C’était juste avant Noël. La ministre des Finances Chrystia Freeland promettait de faire attention à la dépense après la pandémie qui nous a fait perdre tout sens des proportions.
Coup de pub ou réel changement de cap ?
C’est ce que nous verrons ce jeudi au moment où le gouvernement Trudeau déposera un premier budget post-programmes d’aide d’urgence pandémique.
Quadrature du cercle
Les paris sont ouverts, mais réconcilier les nouvelles dépenses promises par les libéraux et la rigueur budgétaire demandera beaucoup de créativité.
La guerre en Ukraine laisse présager une hausse des dépenses militaires, et le pacte conclu avec le NPD étendra le filet social comme on l’a rarement vu.
Ce n’est pas demain la veille que le Canada joindra le club sélect des pays de l’OTAN qui dépensent 2 % de la valeur de leur économie en défense.
Cela équivaudrait à une ponction de plus de 15 G$ annuellement pour le Canada.
Mais on s’attend à ce que les libéraux posent un geste.
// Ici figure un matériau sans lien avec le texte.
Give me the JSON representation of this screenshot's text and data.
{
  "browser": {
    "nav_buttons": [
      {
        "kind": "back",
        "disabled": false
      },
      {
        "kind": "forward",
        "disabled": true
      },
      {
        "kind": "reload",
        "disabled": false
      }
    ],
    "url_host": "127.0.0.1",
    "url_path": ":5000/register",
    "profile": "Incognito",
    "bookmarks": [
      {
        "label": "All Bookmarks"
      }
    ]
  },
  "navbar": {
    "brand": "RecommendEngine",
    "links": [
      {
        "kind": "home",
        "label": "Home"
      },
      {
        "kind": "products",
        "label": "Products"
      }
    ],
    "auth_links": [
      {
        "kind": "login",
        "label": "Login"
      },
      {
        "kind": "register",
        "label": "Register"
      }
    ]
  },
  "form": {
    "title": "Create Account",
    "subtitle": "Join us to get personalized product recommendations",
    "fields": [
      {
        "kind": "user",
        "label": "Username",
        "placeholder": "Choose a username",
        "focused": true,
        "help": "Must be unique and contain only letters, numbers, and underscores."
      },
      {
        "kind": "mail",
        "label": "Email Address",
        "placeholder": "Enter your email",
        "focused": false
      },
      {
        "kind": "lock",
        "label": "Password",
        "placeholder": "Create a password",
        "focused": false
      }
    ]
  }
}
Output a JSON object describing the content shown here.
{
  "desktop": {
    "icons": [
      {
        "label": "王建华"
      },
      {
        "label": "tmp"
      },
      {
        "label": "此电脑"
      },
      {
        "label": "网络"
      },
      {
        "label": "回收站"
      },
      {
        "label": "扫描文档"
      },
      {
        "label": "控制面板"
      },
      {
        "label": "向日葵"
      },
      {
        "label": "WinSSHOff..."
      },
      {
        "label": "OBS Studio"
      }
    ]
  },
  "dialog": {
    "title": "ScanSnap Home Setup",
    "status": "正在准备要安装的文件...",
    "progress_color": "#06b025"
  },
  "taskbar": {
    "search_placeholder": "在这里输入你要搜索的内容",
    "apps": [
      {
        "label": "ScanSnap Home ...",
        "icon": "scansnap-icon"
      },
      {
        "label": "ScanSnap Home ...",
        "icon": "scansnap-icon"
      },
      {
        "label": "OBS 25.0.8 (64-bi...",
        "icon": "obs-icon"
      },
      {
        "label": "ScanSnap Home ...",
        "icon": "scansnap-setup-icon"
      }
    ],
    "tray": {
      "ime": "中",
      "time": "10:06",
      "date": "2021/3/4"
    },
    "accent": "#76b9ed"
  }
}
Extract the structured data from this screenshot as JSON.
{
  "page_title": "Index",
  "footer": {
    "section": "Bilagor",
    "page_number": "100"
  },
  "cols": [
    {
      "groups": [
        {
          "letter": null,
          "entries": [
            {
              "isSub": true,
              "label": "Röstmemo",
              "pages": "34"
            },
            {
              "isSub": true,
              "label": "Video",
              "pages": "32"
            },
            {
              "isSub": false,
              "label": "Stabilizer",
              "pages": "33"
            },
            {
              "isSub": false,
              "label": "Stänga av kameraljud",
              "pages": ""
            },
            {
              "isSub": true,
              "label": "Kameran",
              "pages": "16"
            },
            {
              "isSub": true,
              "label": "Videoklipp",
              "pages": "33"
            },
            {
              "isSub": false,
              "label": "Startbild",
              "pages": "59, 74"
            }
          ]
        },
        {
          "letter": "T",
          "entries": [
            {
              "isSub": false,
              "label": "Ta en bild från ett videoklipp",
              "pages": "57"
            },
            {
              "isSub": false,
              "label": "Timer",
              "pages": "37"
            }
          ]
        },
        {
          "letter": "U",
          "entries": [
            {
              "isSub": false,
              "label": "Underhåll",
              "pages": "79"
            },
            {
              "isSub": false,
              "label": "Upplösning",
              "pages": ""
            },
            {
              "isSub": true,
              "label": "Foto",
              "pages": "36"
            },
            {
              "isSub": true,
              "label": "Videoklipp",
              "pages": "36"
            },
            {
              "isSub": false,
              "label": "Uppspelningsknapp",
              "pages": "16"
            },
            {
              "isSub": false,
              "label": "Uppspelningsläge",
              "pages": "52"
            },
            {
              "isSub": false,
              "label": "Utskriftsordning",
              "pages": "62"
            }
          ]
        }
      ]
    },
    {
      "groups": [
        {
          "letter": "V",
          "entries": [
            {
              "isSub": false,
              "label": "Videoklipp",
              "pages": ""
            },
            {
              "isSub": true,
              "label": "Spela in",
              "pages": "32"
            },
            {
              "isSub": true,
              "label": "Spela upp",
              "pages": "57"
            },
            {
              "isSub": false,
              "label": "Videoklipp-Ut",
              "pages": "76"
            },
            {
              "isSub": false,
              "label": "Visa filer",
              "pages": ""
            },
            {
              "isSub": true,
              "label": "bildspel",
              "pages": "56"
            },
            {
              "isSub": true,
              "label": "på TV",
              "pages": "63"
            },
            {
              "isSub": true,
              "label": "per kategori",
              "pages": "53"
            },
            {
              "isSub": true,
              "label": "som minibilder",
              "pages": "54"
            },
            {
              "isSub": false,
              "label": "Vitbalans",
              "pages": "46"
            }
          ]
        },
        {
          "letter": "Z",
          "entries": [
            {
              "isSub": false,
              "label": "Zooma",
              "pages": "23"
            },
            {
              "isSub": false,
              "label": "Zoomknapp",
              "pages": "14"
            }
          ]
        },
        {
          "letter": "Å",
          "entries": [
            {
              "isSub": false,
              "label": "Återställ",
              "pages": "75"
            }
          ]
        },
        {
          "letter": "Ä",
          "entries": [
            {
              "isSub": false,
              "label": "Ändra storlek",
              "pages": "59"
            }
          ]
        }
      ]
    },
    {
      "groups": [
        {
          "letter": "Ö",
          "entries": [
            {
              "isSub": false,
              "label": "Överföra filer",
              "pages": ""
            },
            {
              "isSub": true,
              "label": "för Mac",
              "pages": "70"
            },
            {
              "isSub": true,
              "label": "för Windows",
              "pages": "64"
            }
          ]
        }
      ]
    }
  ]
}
À elle seule, l’assurance dentaire promise par l’alliance libérale et néo-démocrate coûtera à terme 1,7 G$ par année.
À cela s’ajoutent les milliards en promesses électorales libérales de toutes sortes.
Et on ne parle même pas des transferts en santé que réclament les provinces, des négociations avec la fonction publique fédérale, de la transition écologique, des investissements dans le logement et la réconciliation avec les Autochtones.
Lunettes roses
Chrystia Freeland pourra compter sur des dizaines de milliards en revenus supplémentaires grâce à l’inflation et aux redevances du pétrole.
Le portrait qu’elle brossera des finances publiques sera assurément reluisant.
Mais ce portrait est «assez faux» par rapport à la réalité dans un contexte où l’économie canadienne est boostée aux «stéroïdes», croit Robert Asselin, un ancien conseiller économique de Justin Trudeau.
Si le passé est garant de l’avenir, les libéraux n’auront aucun souci à utiliser ces nouveaux revenus pour financer des programmes permanents.
Le déficit structurel du fédéral date de bien avant la pandémie.
Héritage
Dans son discours de décembre, Mme Freeland a soutenu que le budget printanier mettra l’accent sur «la croissance et la compétitivité».
«Nous sommes bien conscients du fait que nous devons rembourser nos dettes», a-t-elle affirmé.
Un héritage ne se bâtit pas sur le court terme. Justin Trudeau et Chrystia Freeland devront un jour démontrer que leurs programmes sociaux généreux sont viables financièrement.
Ils n’en ont pas encore fait la démonstration. Beaucoup de Canadiens et même des libéraux seraient rassurés si le tandem Trudeau-Freeland commençait à en faire la preuve dès cette semaine.